You enter into total "Mommy Mode" and it doesn't seem like a sacrifice at all to spend the better part of your night sitting upright in your toddler's bed, 37 weeks pregnant, your neck stiffly resting on the cold corner of the wall, as your little one lays up against you so she can sleep without coughing.
Right now I'm spending my morning sitting on the couch with my little red-cheeked, glassy-eyed Buttertart. I'm also letting her watch as much Max and Ruby as she wants while she drinks water and picks raisins out of the oatmeal I'm trying to feed her.
My poor thing has a bad cold - combined with teething (I'm convinced). And when she feels like this, I find I'm sort of in awe of my reaction now that I'm a Mom. What I mean is - I never really realized the intensity of this crazy maternal, primal instinct that kicks in. I want to make her feel better. I need to make her feel better. I must make her feel better.
I remember when I was sick as a kid, my Mom would run her fingers through my hair to soothe me. She'd sit with me until I relaxed and nodded off to sleep. She would bring me tea and toast and rub my face and tell me she was here for me. And it all instantly made me feel better.
At the time, I just thought my Mom was doing what Moms do. (Don't get me wrong - I was extremely grateful. Even at 32 years of age, there is nothing like my Mom when I'm sick or down or out of sorts.) But now I realize she was doing what she had to do.

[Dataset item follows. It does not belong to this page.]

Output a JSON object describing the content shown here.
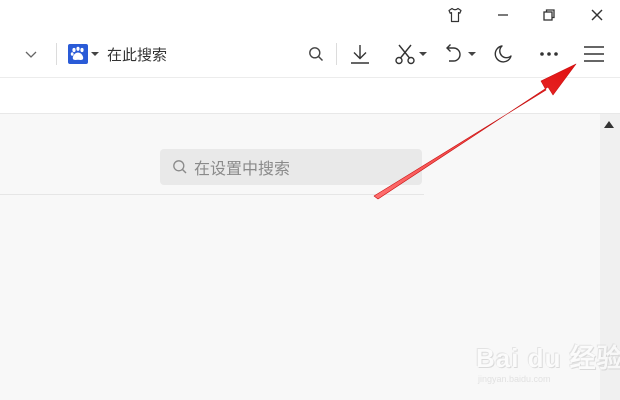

There was something inside of her that desired to put my health and comfort before hers.
Which made me realize something else... I'm special enough for her to sacrifice her sleep and her comfort... really? She did this just for me??
Yes. It took 32 years for me to start thinking these thoughts. (I'm sorry, Mumsie!) But I get it now.
And I will be totally patient for the next 30 years and a few months with Anna.
But... if it takes even longer for her to get it? It's okay. Because sitting in the dark listening to her soft breathing for 45 minutes is not only okay... it's quickly becoming one of my new favourite things to do.
You're totally worth it, kiddo.
You can't resist me in a froggy hat, Mommy. You're putty in my hands.